I began with the miracle of satellite Tv by which the earth has become so much smaller, and the world a much more intimate theatre for those of us fortunate enough to have the technology in our living rooms. A call from Australia woke us very early one morning in Sept 01 and urged us to switch on the CNN channel. As a result we saw most of the drama of the attack on the twin towers, and the appalling aftermath. They were images we and millions of others will never forget, symbols of how even the mightiest can be brought down by stealth and surprise. Little did we think at the time of what became an even more terrible aftermath, the pathological fear that gripped America, the welcome excuse for the Bush administration to launch the “War on Terror”, and a foreign policy that has polarised the world community for and against the USA.

Seven years later we have witnessed equally memorable images, from which America and the world can take enormous heart. For me there were two aspects to Wednesday’s pictures that I will continue to cherish, and in time, will hopefully replace in my memory the trauma of others that will forever be known as 9/11. The first, of course, is that of Obama himself, the ready-made presidential aura of the man and his towering oratory that has likened him in the minds of many of us to Martin Luther King. As the great reformer himself said, he had only glimpsed the promised land, and now some 40 years later, in the election of an aspirational Barack Obama, the fruits of that land are measurably closer for people of colour. Unquestionably, here in this slim commanding man is one who was born to lead. ( a 21st century Moses?)

But the second, of course, were the close images of the huge Chicago crowd. Faces wreathed with joy, eyes filled with tears, voices choked with emotion, the sheer contained ecstasy of black and white folks alike, was captured by the cameras and flashed to the world. It was a sight to gladden the hearts of every person of goodwill, whatever their political persuasion. And there in the forefront, Rev Jessie Jackson, from time to time among the most reviled people in America for his insistent championing of black rights, not to mention his self appointed role as international peace-maker. Americans are not accustomed to a mute Jackson, but there he was, totally overwhelmed by what was good and right at that special moment in time.
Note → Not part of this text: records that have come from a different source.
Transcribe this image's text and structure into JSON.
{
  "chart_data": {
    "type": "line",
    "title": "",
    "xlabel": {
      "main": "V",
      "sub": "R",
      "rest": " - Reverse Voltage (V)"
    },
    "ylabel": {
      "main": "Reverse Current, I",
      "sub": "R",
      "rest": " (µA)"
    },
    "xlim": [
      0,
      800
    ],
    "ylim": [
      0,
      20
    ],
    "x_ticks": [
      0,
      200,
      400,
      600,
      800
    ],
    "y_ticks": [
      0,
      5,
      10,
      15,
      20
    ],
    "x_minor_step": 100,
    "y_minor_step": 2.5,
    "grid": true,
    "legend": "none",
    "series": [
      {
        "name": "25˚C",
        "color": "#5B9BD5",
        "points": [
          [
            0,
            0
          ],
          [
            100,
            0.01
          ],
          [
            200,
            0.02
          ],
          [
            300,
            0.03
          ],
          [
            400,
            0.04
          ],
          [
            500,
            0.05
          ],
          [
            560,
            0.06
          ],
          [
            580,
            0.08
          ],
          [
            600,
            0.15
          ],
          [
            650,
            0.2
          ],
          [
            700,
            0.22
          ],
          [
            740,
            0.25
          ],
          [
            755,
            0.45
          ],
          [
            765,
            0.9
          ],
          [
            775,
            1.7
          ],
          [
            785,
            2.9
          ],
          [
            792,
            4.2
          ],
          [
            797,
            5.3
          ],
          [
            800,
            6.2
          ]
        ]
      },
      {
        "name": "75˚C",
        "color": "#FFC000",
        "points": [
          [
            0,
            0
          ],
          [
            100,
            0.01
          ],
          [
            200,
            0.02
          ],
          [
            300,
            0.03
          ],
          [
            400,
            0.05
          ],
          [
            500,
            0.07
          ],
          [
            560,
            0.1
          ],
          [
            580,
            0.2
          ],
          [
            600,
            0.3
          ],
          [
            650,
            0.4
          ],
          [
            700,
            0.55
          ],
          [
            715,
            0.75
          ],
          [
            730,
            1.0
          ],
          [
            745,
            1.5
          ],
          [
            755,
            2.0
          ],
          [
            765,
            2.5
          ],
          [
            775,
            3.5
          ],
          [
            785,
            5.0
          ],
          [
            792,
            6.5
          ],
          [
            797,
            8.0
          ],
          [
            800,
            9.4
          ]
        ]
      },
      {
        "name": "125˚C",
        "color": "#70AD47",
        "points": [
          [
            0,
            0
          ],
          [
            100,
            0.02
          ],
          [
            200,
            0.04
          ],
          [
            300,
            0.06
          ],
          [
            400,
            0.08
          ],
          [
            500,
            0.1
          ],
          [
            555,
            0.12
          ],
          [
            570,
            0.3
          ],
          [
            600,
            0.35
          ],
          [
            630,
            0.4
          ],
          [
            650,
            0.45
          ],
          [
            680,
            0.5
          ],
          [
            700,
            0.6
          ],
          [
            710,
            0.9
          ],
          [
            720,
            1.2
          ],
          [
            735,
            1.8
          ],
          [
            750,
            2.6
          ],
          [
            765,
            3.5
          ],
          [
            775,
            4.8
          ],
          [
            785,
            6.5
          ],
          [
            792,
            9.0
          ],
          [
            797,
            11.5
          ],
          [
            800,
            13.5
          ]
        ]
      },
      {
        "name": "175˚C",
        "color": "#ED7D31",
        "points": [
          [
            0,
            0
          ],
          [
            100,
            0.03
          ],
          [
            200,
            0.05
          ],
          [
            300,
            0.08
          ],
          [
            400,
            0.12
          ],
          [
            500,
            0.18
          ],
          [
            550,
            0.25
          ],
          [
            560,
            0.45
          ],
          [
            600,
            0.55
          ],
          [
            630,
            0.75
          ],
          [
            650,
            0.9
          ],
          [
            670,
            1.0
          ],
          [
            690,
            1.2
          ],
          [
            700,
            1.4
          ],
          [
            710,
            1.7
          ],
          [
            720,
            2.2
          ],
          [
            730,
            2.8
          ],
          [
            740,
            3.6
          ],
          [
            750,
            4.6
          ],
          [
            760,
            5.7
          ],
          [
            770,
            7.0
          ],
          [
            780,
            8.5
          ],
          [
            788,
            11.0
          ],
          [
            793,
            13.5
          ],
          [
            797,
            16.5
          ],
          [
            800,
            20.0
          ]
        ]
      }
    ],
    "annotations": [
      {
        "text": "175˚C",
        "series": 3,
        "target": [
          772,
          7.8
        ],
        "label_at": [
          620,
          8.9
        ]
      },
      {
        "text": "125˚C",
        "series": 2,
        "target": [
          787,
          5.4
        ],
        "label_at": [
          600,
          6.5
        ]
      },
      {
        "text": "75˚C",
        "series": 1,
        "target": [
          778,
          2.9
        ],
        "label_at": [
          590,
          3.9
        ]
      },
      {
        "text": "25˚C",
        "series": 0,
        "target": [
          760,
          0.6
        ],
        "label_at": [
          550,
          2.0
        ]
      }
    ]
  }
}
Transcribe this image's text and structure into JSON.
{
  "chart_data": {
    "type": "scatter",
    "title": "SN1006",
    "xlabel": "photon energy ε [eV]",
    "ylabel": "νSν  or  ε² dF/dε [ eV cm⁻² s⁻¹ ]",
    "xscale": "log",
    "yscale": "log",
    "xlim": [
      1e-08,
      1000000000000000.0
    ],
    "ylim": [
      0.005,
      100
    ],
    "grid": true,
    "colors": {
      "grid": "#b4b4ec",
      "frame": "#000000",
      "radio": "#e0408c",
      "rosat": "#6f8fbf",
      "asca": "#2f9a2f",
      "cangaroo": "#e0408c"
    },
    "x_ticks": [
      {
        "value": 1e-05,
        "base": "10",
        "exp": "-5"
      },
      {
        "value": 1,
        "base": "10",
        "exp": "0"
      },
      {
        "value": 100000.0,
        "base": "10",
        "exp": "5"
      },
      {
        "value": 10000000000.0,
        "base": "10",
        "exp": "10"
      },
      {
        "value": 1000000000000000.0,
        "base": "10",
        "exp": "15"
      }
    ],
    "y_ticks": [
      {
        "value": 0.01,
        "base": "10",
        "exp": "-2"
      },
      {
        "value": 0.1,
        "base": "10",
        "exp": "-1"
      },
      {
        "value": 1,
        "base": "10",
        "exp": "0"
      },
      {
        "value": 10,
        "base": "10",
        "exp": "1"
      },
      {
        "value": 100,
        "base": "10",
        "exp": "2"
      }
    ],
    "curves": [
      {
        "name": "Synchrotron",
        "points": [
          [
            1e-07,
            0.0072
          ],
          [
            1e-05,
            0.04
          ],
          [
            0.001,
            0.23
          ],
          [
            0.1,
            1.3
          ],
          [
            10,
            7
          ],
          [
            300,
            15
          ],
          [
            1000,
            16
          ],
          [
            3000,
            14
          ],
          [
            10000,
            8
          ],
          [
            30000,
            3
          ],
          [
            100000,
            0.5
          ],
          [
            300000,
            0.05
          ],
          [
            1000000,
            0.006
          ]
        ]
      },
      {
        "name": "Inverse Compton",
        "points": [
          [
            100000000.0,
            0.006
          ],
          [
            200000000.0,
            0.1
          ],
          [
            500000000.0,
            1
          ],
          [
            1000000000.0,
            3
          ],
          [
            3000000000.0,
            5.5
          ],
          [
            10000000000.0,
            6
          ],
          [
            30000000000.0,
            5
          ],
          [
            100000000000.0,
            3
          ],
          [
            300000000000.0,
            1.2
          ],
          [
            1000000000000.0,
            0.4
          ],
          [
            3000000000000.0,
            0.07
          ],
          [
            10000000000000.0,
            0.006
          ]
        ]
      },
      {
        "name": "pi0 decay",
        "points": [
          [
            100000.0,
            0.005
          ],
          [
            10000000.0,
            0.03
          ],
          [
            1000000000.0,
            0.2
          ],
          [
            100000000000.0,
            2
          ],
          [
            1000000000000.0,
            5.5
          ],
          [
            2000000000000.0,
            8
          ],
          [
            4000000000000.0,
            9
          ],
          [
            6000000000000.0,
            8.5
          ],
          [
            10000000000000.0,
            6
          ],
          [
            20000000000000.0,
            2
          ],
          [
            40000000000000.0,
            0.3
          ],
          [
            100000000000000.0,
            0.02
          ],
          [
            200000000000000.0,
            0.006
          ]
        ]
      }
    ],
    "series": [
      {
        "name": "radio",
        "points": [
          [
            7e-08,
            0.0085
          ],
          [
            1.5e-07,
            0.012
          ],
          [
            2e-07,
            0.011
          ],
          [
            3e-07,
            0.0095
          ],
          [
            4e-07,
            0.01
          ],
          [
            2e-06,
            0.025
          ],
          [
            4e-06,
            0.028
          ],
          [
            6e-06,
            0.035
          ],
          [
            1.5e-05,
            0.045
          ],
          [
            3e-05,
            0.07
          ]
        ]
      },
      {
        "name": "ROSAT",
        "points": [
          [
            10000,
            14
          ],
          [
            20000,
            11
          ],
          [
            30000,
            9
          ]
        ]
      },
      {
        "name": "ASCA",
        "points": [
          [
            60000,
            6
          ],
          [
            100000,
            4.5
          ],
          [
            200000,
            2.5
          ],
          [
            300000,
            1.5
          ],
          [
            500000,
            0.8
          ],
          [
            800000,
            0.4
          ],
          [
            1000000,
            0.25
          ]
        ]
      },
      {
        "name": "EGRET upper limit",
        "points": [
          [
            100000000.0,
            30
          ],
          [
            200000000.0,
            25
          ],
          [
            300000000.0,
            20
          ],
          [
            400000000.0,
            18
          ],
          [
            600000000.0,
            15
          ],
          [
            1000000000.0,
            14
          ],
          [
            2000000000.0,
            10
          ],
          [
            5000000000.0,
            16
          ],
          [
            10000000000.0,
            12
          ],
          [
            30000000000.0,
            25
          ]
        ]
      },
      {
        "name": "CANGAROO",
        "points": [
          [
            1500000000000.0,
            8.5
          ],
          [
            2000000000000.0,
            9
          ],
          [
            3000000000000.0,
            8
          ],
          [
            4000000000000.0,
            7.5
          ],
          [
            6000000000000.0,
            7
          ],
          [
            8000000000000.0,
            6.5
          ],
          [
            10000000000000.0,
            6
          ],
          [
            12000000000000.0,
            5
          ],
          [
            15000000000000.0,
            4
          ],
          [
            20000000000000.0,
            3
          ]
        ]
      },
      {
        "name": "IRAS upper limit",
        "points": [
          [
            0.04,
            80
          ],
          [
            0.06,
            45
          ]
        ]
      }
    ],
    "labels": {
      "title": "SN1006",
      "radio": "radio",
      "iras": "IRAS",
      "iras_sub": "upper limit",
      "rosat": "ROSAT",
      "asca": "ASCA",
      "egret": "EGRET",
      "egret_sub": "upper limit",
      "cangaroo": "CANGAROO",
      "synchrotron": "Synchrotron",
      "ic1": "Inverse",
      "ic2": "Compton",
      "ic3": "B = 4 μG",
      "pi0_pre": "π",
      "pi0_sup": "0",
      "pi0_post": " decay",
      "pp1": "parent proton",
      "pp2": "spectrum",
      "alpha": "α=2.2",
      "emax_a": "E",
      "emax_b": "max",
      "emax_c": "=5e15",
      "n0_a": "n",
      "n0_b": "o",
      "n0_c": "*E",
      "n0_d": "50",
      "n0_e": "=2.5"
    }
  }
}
I have waxed lyrical, but so did hardened political commentators as they dropped their professional objectivity to mark a very profound decision - simply put, that a black man, son of a Kenyan Muslim man and a white American woman, with an extended family living in obscurity in rural Kenya, had been overwhelmingly elected to the most powerful office in the world. That same black man would bring with him an equally young and intelligent African American woman, Michelle, into the White House as America’s first lady. And tomorrow, he said, his first day as President-elect, he would personally take his two black daughters Sasha and Malia to school, with the promise of a puppy when he is installed as President on Jan 20.

Sometimes it’s hard to hold back. It’s a time to be happy, to be more hopeful of God’s future for a fractured anxious world.